Long haul. Obesity is hard to outgrow, so about 50 percent of elementary-school kids and 80 percent of teens who are obese will battle the scales—and the greatly increased risk of disease—for the rest of their lives. A number of authorities have warned that today's youth could be the first ever to have a shorter life span than their parents.
What explains both the problem and the elusiveness of a solution? Blame the American "toxic environment." Cinnamon buns and candy are far cheaper and easier to sell at the local mall than, say, a fresh fruit cup or a packet of sliced almonds. Half of kids walked or biked to school a generation ago; today, only about 10 percent do—then they come home and plop down in front of their various screens. As if the inactivity weren't bad enough, preteens absorb more than 7,600 commercials a year for candy, sugary cereal, and fast food, according to the Kaiser Family Foundation. "They're surrounded by circumstances where the default behavior is one that encourages obesity," says Marlene Schwartz, deputy director of the Rudd Center for Food Policy and Obesity at Yale University. Busy parents contribute by stocking pantries with quick energy—sugary cereal, Fruit Roll-Ups, and Oreos—while bringing home Kentucky Fried Chicken for dinner.

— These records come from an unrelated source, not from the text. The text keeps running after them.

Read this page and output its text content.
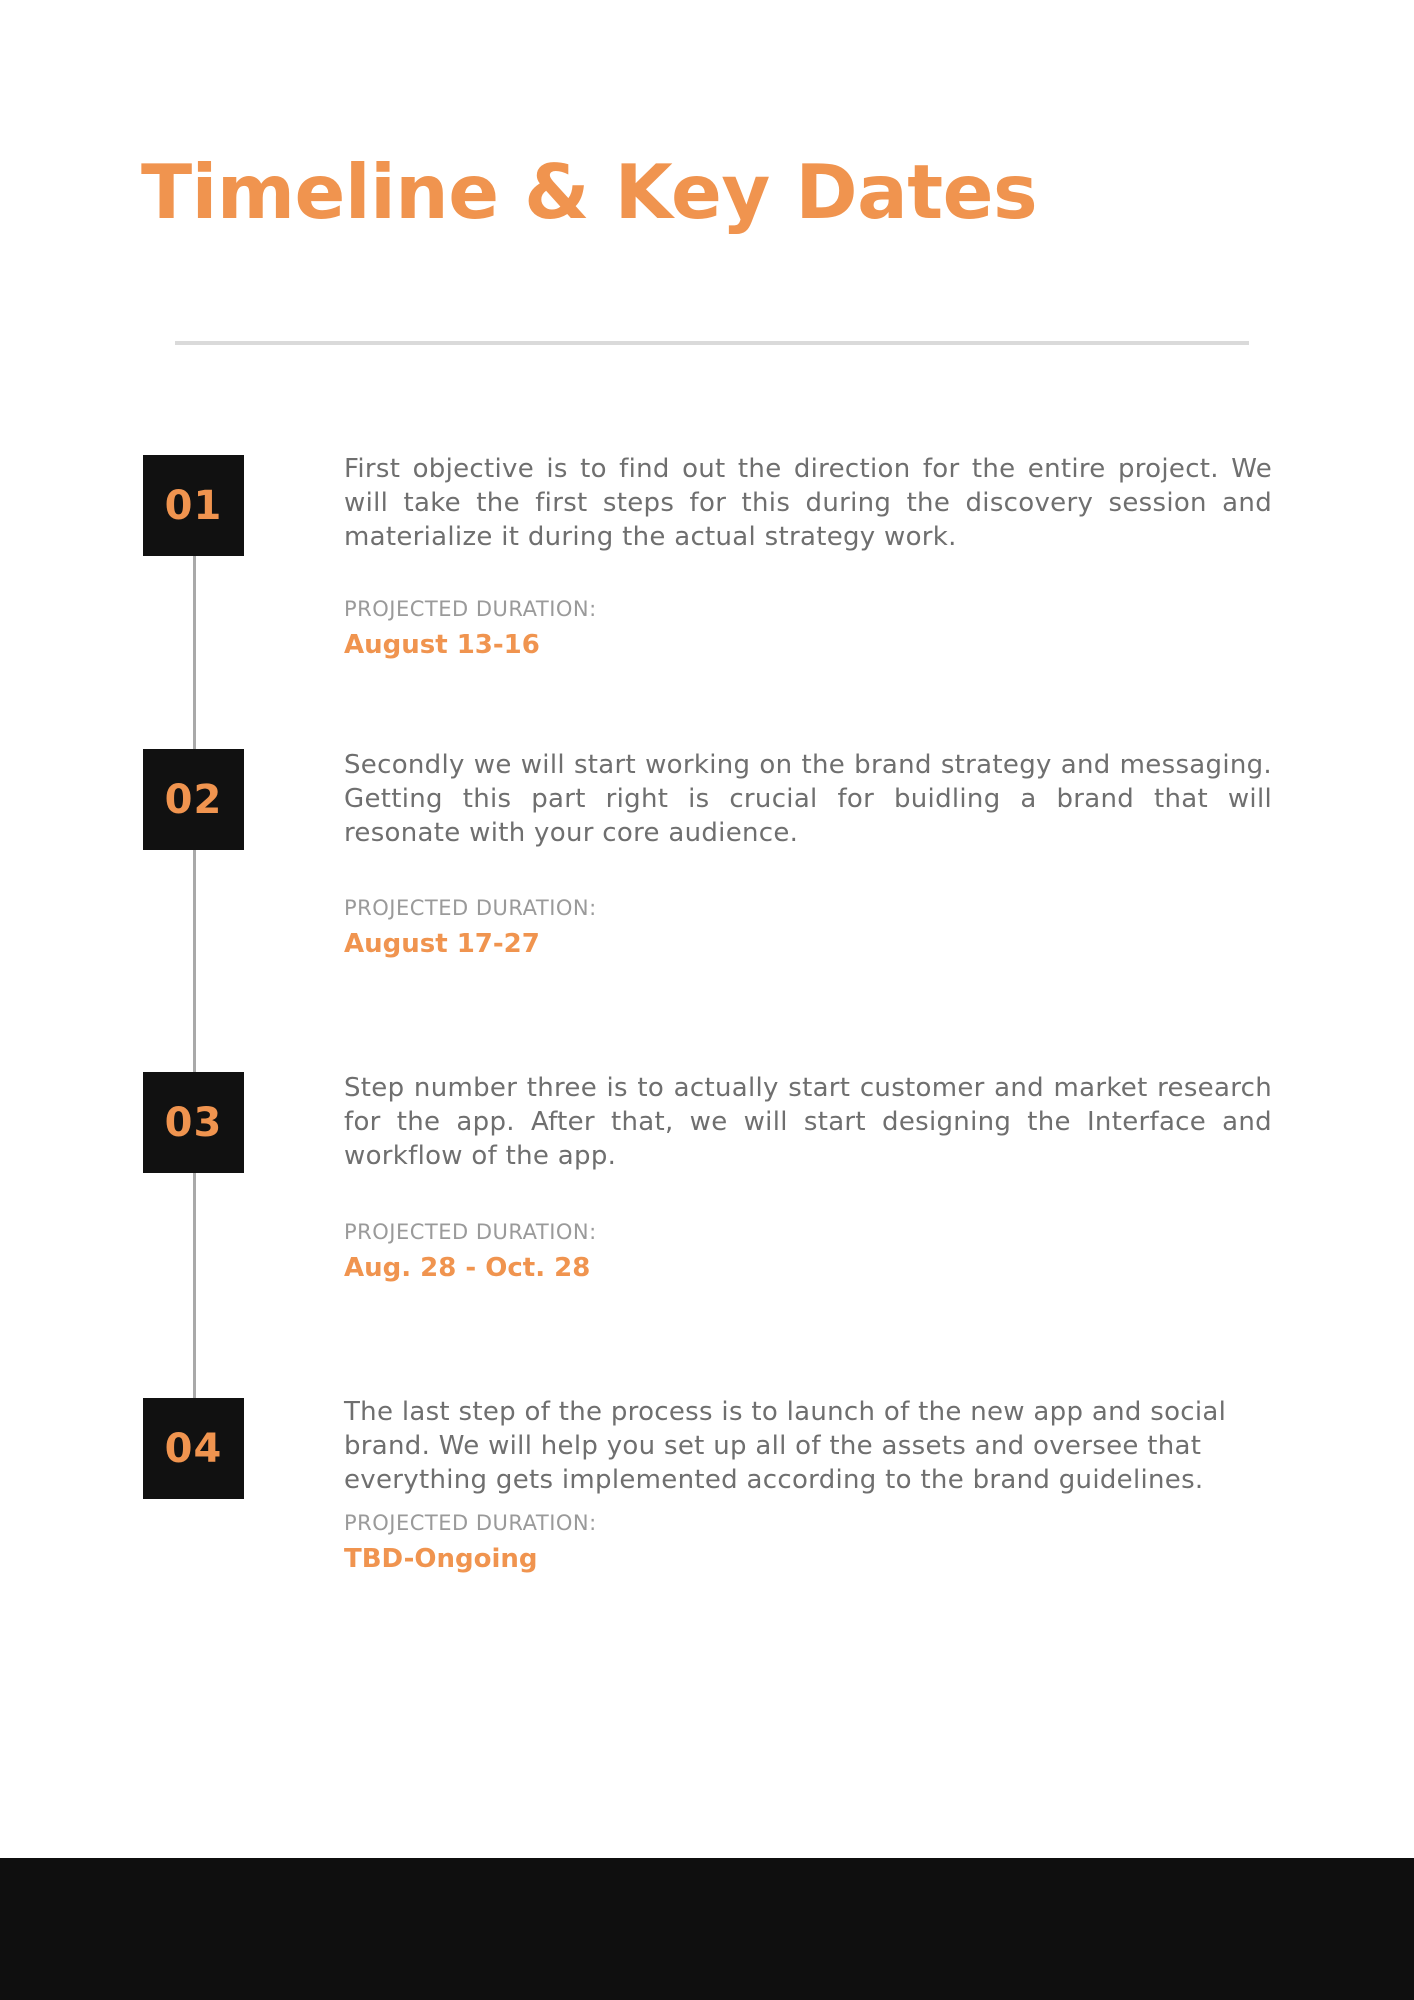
Timeline & Key Dates
01

First objective is to find out the direction for the entire project. We will take the first steps for this during the discovery session and materialize it during the actual strategy work.

PROJECTED DURATION:
August 13-16
02

Secondly we will start working on the brand strategy and messaging. Getting this part right is crucial for buidling a brand that will resonate with your core audience.

PROJECTED DURATION:
August 17-27
03

Step number three is to actually start customer and market research for the app. After that, we will start designing the Interface and workflow of the app.

PROJECTED DURATION:
Aug. 28 - Oct. 28
04

The last step of the process is to launch of the new app and social brand. We will help you set up all of the assets and oversee that everything gets implemented according to the brand guidelines.

PROJECTED DURATION:
TBD-Ongoing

Schools have taken a stab at introducing the basics of good nutrition and the four food groups. But such efforts pale beside a cutback of gym time in favor of academics and vending machines stocked with high-calorie (and high-profit-margin) snack foods. More than 90 percent of elementary schools don't provide daily physical education, according to the Robert Wood Johnson Foundation, and the share of high school students participating in daily gym has dropped from 42 percent in 1991 to 33 percent in 2005. Some states have reconsidered and passed laws to increase phys ed, but plenty of schools have yet to figure out how to comply; in California, more than half the school districts have failed to implement the 20 minutes a day of physical activity that the state law now requires, according to the California Center for Public Health Advocacy.
Clarified on 9/19/07: This story states that 17 percent of kids are now obese, which means they're at or above the 95th percentile for weight in relation to height. The reason that a greater percentage of kids now fall into the "top 5 percent" category is that the standard measurement charts that define obesity were created using data from the 1960s and '70s when kids weighed less than they do now.